One-year outcomes of small-incision lenticule extraction (SMILE): mild to moderate myopia vs. high myopia

BACKGROUND: The purpose of this study was to compare the refractive outcomes of small incision lenticule extraction (SMILE) in high-myopic patients with those of mild- to moderate-myopic patients. METHODS: This study included 183 eyes of 92 myopic patients treated with SMILE using a VisuMax 500-kHz femtosecond laser. Treated eyes were divided into two groups, according to the preoperative spherical equivalent (SE): mild to moderate myopia (A group, <−6.0 D) and high myopia (B group, ≥ − 6.0 D). Follow-up visits were at 1 day, 1 week, and 1, 3, 6, and 12 months. The outcome measures included uncorrected distance visual acuity (UDVA), best-corrected distance visual acuity (BDVA), postoperative SE, efficacy index, safety index, and predictability. RESULTS: Preoperative SE was −5.05 ± 0.71 D in the A group and −7.67 ± 1.01 D in the B group. No differences were observed between −0.13 ± 0.38 D in the A group and −0.24 ± 0.35 D in the B group 12 months postoperatively (p = 0.18). At 12 months postoperatively, 93.1 % and 76.8 % had an UDVA of 20/20 or better in the A and B groups, respectively. In the A group, 87.9 % and 96.6 % were within ±0.5 D and ±1.0 D, respectively, of the intended correction; in the B group, 88.0 % and 97.6 % were within ±0.5 D and ±1.0 D, respectively.
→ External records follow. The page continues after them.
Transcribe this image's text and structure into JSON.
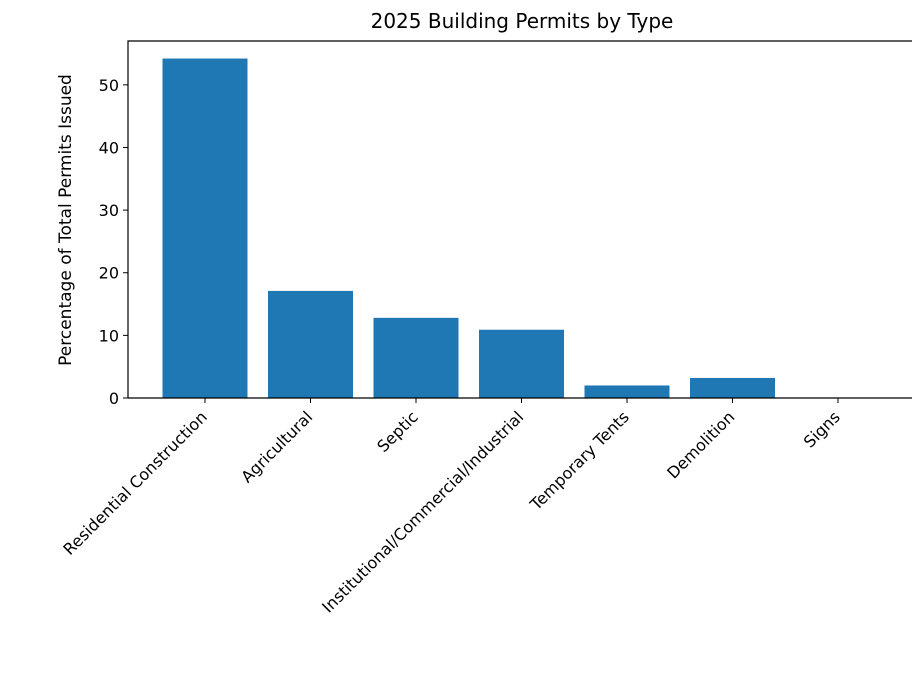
{
  "chart_data": {
    "type": "bar",
    "title": "2025 Building Permits by Type",
    "xlabel": "",
    "ylabel": "Percentage of Total Permits Issued",
    "categories": [
      "Residential Construction",
      "Agricultural",
      "Septic",
      "Institutional/Commercial/Industrial",
      "Temporary Tents",
      "Demolition",
      "Signs"
    ],
    "values": [
      54.2,
      17.1,
      12.8,
      10.9,
      2.0,
      3.2,
      0.0
    ],
    "ylim": [
      0,
      57
    ],
    "yticks": [
      0,
      10,
      20,
      30,
      40,
      50
    ],
    "grid": false,
    "legend": "none",
    "bar_color": "#1f77b4"
  }
}
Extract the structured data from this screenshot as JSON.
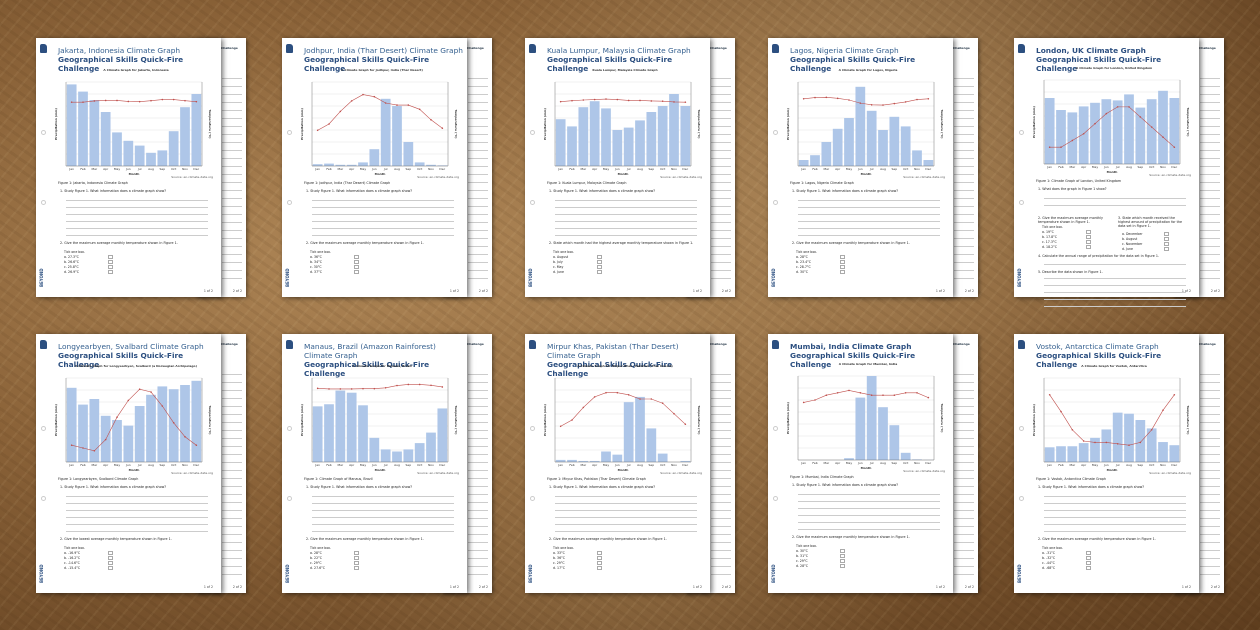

The efficacy index was 1.04 ± 0.19 in the A group and 0.99 ± 0.19 in the B group. The safety index was 1.27 ± 0.17 for the A group and 1.24 ± 0.17 for the B group. The efficacy and safety index were not significantly different between the two groups 12 months postoperatively (p = 0.141 and p = 0.307, respectively). CONCLUSIONS: This study showed that SMILE is effective and safe for correcting high myopia, as well as mild to moderate myopia.